The Golden Triangle to Chiang SaenContinue on from the Golden Triangle and road reaches the town of Chiang Saen. This town has a very ancient and stormy history. It was founded in 1327 by a grandson of King Mengrai, founder of Chiang Mai, on the site of a much more ancient city. The Burmese seized the town in 1558 and kept control of it and much of the surrounding area until King Rama I of Siam recaptured it in 1804, and had it razed. The town was abandoned for seventy years until Chao Inta, a son of the Prince of Lamphun, brought back descendants of the town's original population to resettle the site and rebuild Chiang Saen.

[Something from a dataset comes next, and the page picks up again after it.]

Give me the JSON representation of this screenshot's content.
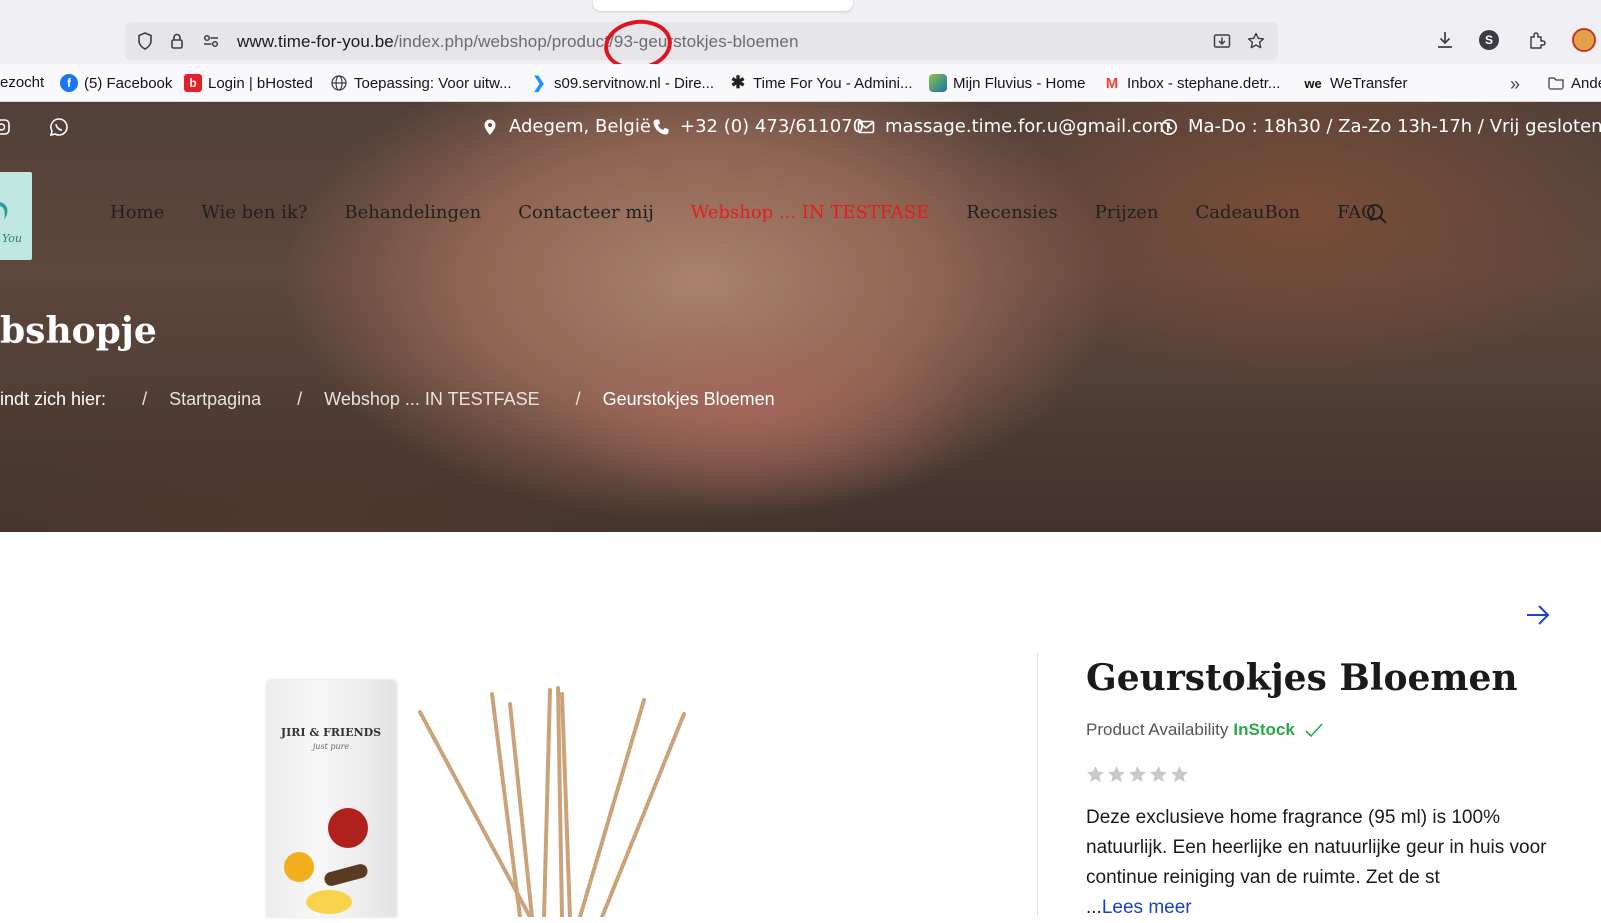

Worthy of a visit is Wat Pa Sak, or the 'teak forest temple', built in 1295. Another interesting temple is Wat Chedi Luang, which was built in 1331 and enlarged in 1515. It is famous for its fifty-eight meter high octagonal Chedi, and the name Chedi Luang refers to the spectacular size of this feature of the temple. Located next to the temple is the small but excellent National Museum whose exhibits can give the visitor an overview of Chiang Saen history and culture. Exhibits include household items, such as lacquer ware and ceramics, artillery, aspects of Buddha images, of which Chiang Saen had a unique style, down to practical items such as a stone toilet seat. If time permits, a visit to Wat Phra Thart Jom Kitti, located on a hill outside of the northwest corner of the city is worthwhile, although a bit of energy is needed to ascend the 383 laterite steps which lead to the temple. The site offers yet another panoramic view of the Mae Khong River.
The town of Chiang Saen itself is shaded and attractive and fronts on the Mae Khong river. Visitors may get a view of the long, blue-painted Laotian boats which ply the river.

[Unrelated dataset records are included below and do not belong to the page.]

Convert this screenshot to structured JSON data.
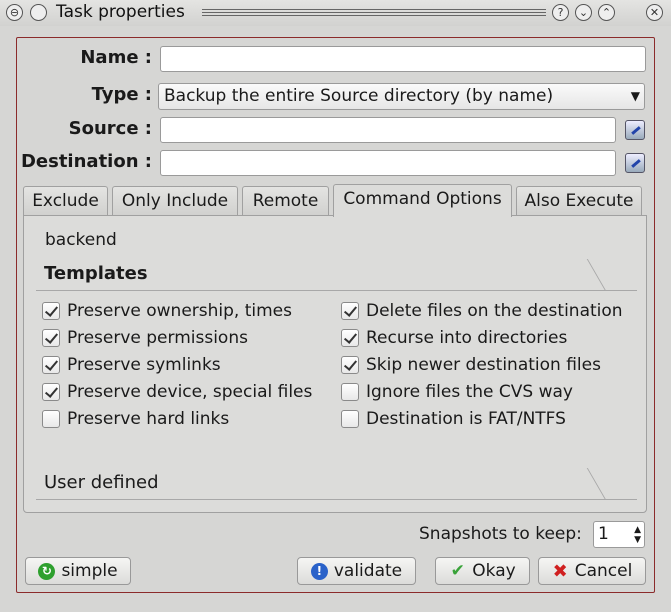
{
  "window": {
    "title": "Task properties"
  },
  "form": {
    "name_label": "Name :",
    "type_label": "Type :",
    "type_value": "Backup the entire Source directory (by name)",
    "source_label": "Source :",
    "destination_label": "Destination :",
    "name_value": "",
    "source_value": "",
    "destination_value": ""
  },
  "tabs": [
    {
      "label": "Exclude"
    },
    {
      "label": "Only Include"
    },
    {
      "label": "Remote"
    },
    {
      "label": "Command Options",
      "active": true
    },
    {
      "label": "Also Execute"
    }
  ],
  "panel": {
    "backend": "backend",
    "templates_title": "Templates",
    "user_defined_title": "User defined",
    "options": [
      {
        "label": "Preserve ownership, times",
        "checked": true
      },
      {
        "label": "Preserve permissions",
        "checked": true
      },
      {
        "label": "Preserve symlinks",
        "checked": true
      },
      {
        "label": "Preserve device, special files",
        "checked": true
      },
      {
        "label": "Preserve hard links",
        "checked": false
      },
      {
        "label": "Delete files on the destination",
        "checked": true
      },
      {
        "label": "Recurse into directories",
        "checked": true
      },
      {
        "label": "Skip newer destination files",
        "checked": true
      },
      {
        "label": "Ignore files the CVS way",
        "checked": false
      },
      {
        "label": "Destination is FAT/NTFS",
        "checked": false
      }
    ]
  },
  "snapshots": {
    "label": "Snapshots to keep:",
    "value": "1"
  },
  "buttons": {
    "simple": "simple",
    "validate": "validate",
    "okay": "Okay",
    "cancel": "Cancel"
  },
  "colors": {
    "frame": "#8b2b2b",
    "validate_icon": "#2a62c9",
    "okay_icon": "#3aa33a",
    "cancel_icon": "#d02020",
    "simple_icon": "#2ea02e"
  }
}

Chiang Saen to Chiang KhongUpon leaving Chiang Saen, continue on Highway 1129 to the town of Chiang Khong. This sleepy town offers visitors an idea of what old-time Chiang Rai province was like before modern times and urban development changed the landscape. Two adjacent guest houses in the town have riverside restaurant where visitors can enjoy refreshments and a relaxing view of the Mae Khong river flowing by, looking towards Laos. For the return leg to Chiang Rai, continue on Highway 1129 and then turn right at the junction with Highway 1020, which leads to Paya Meng Rai. Continue on this road and turn right at the junction with Highway 1152. This highway leads to Chiang Rai and the conclusion of the circle tour. A bit of time, distance, and driving but so many interesting places to see and visit along the Mae Khong River in northern Chiang Rai.